In the USA, where I live and work, it is well known that I have little love for structural genomics—the attempt to determine the structures of most or all of the proteins in an organism by some combination of high-throughput X-ray crystallography, nuclear magnetic resonance spectroscopy and homology modelling. My reasons are a matter of public record: structural genomics is based on an assumption about the value of structural information that is obsolete; it leaches scarce resources away from individual projects for which structure determination has real value; its heralded technological innovations have been of limited use to the practicing scientist; and its value for training young scientists is nil. The relative worthlessness of structural genomics is self-evident to me; the topic for any discussion should be how to phase it out in the least painful manner.
But structural genomics is only a symptom. The real disease is the creeping hegemony of ‘big science' over ‘little science' and the issue of who sets priorities in biomedical research. Western science has been one of the triumphs of human endeavour but it is easy to overlook some of the reasons for that success. Generous public support of basic research is certainly the main factor, but I would argue that almost as important is the fact that such support has come without much government control. Unfortunately, with the rise of big science, that situation is changing. Thus, it is useful to look at how structural genomics began and why it survives despite widespread agreement that it is largely a waste of money and talent.
These initiatives originated in the heady days after the completion of the human genome sequence. They were the brainchildren of a small cohort of mostly senior structural biologists who, I suspect, wanted their share of the fame and resources that were being showered on Craig Venter, Francis Collins and others. Their proposals were attractive to scientific bureaucrats at the National Institutes of Health and other funding agencies because they, too, wanted to be linked to successful large data-gathering programmes with the magic word “-omics” at the end of their name.

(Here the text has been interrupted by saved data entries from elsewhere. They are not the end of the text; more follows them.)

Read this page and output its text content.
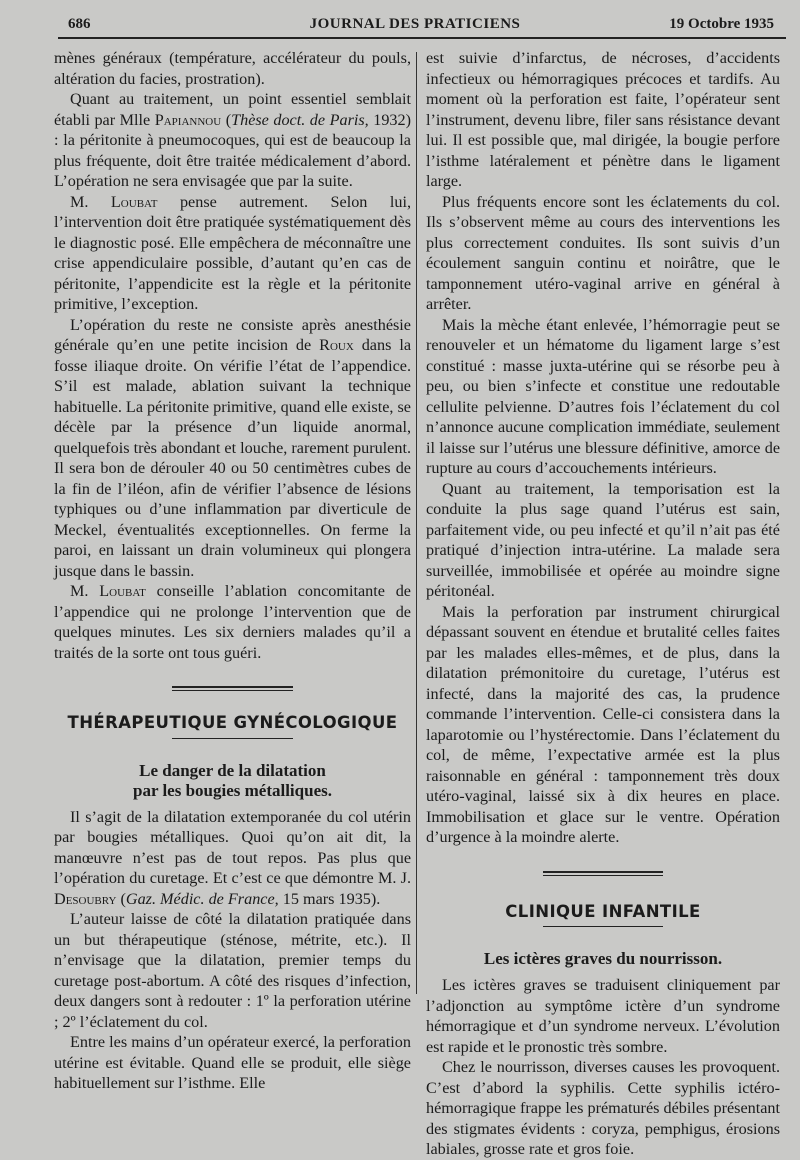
686	JOURNAL DES PRATICIENS	19 Octobre 1935

mènes généraux (température, accélérateur du pouls, altération du facies, prostration).

Quant au traitement, un point essentiel semblait établi par Mlle Papiannou (Thèse doct. de Paris, 1932) : la péritonite à pneumocoques, qui est de beaucoup la plus fréquente, doit être traitée médicalement d’abord. L’opération ne sera envisagée que par la suite.

M. Loubat pense autrement. Selon lui, l’intervention doit être pratiquée systématiquement dès le diagnostic posé. Elle empêchera de méconnaître une crise appendiculaire possible, d’autant qu’en cas de péritonite, l’appendicite est la règle et la péritonite primitive, l’exception.

L’opération du reste ne consiste après anesthésie générale qu’en une petite incision de Roux dans la fosse iliaque droite. On vérifie l’état de l’appendice. S’il est malade, ablation suivant la technique habituelle. La péritonite primitive, quand elle existe, se décèle par la présence d’un liquide anormal, quelquefois très abondant et louche, rarement purulent. Il sera bon de dérouler 40 ou 50 centimètres cubes de la fin de l’iléon, afin de vérifier l’absence de lésions typhiques ou d’une inflammation par diverticule de Meckel, éventualités exceptionnelles. On ferme la paroi, en laissant un drain volumineux qui plongera jusque dans le bassin.

M. Loubat conseille l’ablation concomitante de l’appendice qui ne prolonge l’intervention que de quelques minutes. Les six derniers malades qu’il a traités de la sorte ont tous guéri.

THÉRAPEUTIQUE GYNÉCOLOGIQUE
Le danger de la dilatation
par les bougies métalliques.

Il s’agit de la dilatation extemporanée du col utérin par bougies métalliques. Quoi qu’on ait dit, la manœuvre n’est pas de tout repos. Pas plus que l’opération du curetage. Et c’est ce que démontre M. J. Desoubry (Gaz. Médic. de France, 15 mars 1935).

L’auteur laisse de côté la dilatation pratiquée dans un but thérapeutique (sténose, métrite, etc.). Il n’envisage que la dilatation, premier temps du curetage post-abortum. A côté des risques d’infection, deux dangers sont à redouter : 1º la perforation utérine ; 2º l’éclatement du col.

Entre les mains d’un opérateur exercé, la perforation utérine est évitable. Quand elle se produit, elle siège habituellement sur l’isthme. Elle

est suivie d’infarctus, de nécroses, d’accidents infectieux ou hémorragiques précoces et tardifs. Au moment où la perforation est faite, l’opérateur sent l’instrument, devenu libre, filer sans résistance devant lui. Il est possible que, mal dirigée, la bougie perfore l’isthme latéralement et pénètre dans le ligament large.

Plus fréquents encore sont les éclatements du col. Ils s’observent même au cours des interventions les plus correctement conduites. Ils sont suivis d’un écoulement sanguin continu et noirâtre, que le tamponnement utéro-vaginal arrive en général à arrêter.

Mais la mèche étant enlevée, l’hémorragie peut se renouveler et un hématome du ligament large s’est constitué : masse juxta-utérine qui se résorbe peu à peu, ou bien s’infecte et constitue une redoutable cellulite pelvienne. D’autres fois l’éclatement du col n’annonce aucune complication immédiate, seulement il laisse sur l’utérus une blessure définitive, amorce de rupture au cours d’accouchements intérieurs.

Quant au traitement, la temporisation est la conduite la plus sage quand l’utérus est sain, parfaitement vide, ou peu infecté et qu’il n’ait pas été pratiqué d’injection intra-utérine. La malade sera surveillée, immobilisée et opérée au moindre signe péritonéal.

Mais la perforation par instrument chirurgical dépassant souvent en étendue et brutalité celles faites par les malades elles-mêmes, et de plus, dans la dilatation prémonitoire du curetage, l’utérus est infecté, dans la majorité des cas, la prudence commande l’intervention. Celle-ci consistera dans la laparotomie ou l’hystérectomie. Dans l’éclatement du col, de même, l’expectative armée est la plus raisonnable en général : tamponnement très doux utéro-vaginal, laissé six à dix heures en place. Immobilisation et glace sur le ventre. Opération d’urgence à la moindre alerte.

CLINIQUE INFANTILE
Les ictères graves du nourrisson.

Les ictères graves se traduisent cliniquement par l’adjonction au symptôme ictère d’un syndrome hémorragique et d’un syndrome nerveux. L’évolution est rapide et le pronostic très sombre.

Chez le nourrisson, diverses causes les provoquent. C’est d’abord la syphilis. Cette syphilis ictéro-hémorragique frappe les prématurés débiles présentant des stigmates évidents : coryza, pemphigus, érosions labiales, grosse rate et gros foie.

But the analogy between genome sequencing and structural genomics is flawed. The genome sequences were good big science projects because they were probing the unknown; the data were from uncharted territory, in much the same way that Darwin explored a part of the world that was then largely unknown, at least to Europeans. This is not the case for structural genomics: 25 years ago one might have argued that we didn't know what the universe of protein structures looked like in broad terms, but certainly that argument cannot be made today.
The same applies to other big science projects born out of the success of the human genome sequence. Among those I dislike are genome-wide association studies that attempt to link common polymorphisms with severe illnesses. Thus far, these endeavours have pretty much been complete failures—the likelihood of finding such associations is small to begin with. Not only that, but it is simply silly to waste so much effort looking at variations that we have no a priori reason to think are a risk for anything, especially when we have a much more interesting set of variations that no one is looking at. I refer to the heterozygotes for autosomal recessive inborn errors of metabolism. Many of these are widely enough distributed in the general population to be extremely important if they confer risk for other illnesses, and there is tantalizing evidence that they do. For example, carriers of Gaucher disease have no symptoms of the devastating lysosomal storage disorder but are more than five times as likely than non-carriers to develop sporadic, idiopathic Parkinson's disease. Similar examples of cross-disease haploinsufficiency probably abound, but I know of no systematic effort to identify them. All the effort and money is being expended on mining the common polymorphisms, even though that's similar to casting your line at random places in the Atlantic Ocean to look for one specific type of fish.
So, why do these projects—even those that have produced little in the way of important results—continue to garner outrageous levels of financial support? One reason is that bureaucrats love them because they produce reams of results that can be summarized easily to superiors and politicians. And this is precisely why such projects are dangerous: they are helping to perpetuate the trend of setting scientific priorities in a top-down manner by bean-counters and non-practicing scientists.
I believe that the right way to direct science is almost not to direct it at all. Attention must certainly be paid to what the public wants and what the political system can be persuaded to support, but the notion that bureaucrats—even those who were once scientists—know what our scientific priorities should be and can steer us in the appropriate direction strikes me as a recipe for disaster. Scientific priorities must, for the most part, be set by the free exchange of ideas in the scientific literature, at meetings and in review panels. They must be set from the bottom up, from the community of scientists, not by the people who control the purse strings.
We do need some big science. But the best kind of big science is the kind that supports and generates lots of good little science. For those bureaucrats who know in their hearts that we ought to terminate some of the current big science programmes, but who are afraid to do so because it would seem to be an admission of failure, let me give you a way out. It's the one that the late Senator George Aiken of Vermont suggested to extricate the USA from the quagmire of Vietnam. It's the one that the Obama Administration seems to be using to extricate the USA from the quagmire of Iraq. Declare victory, and pull out.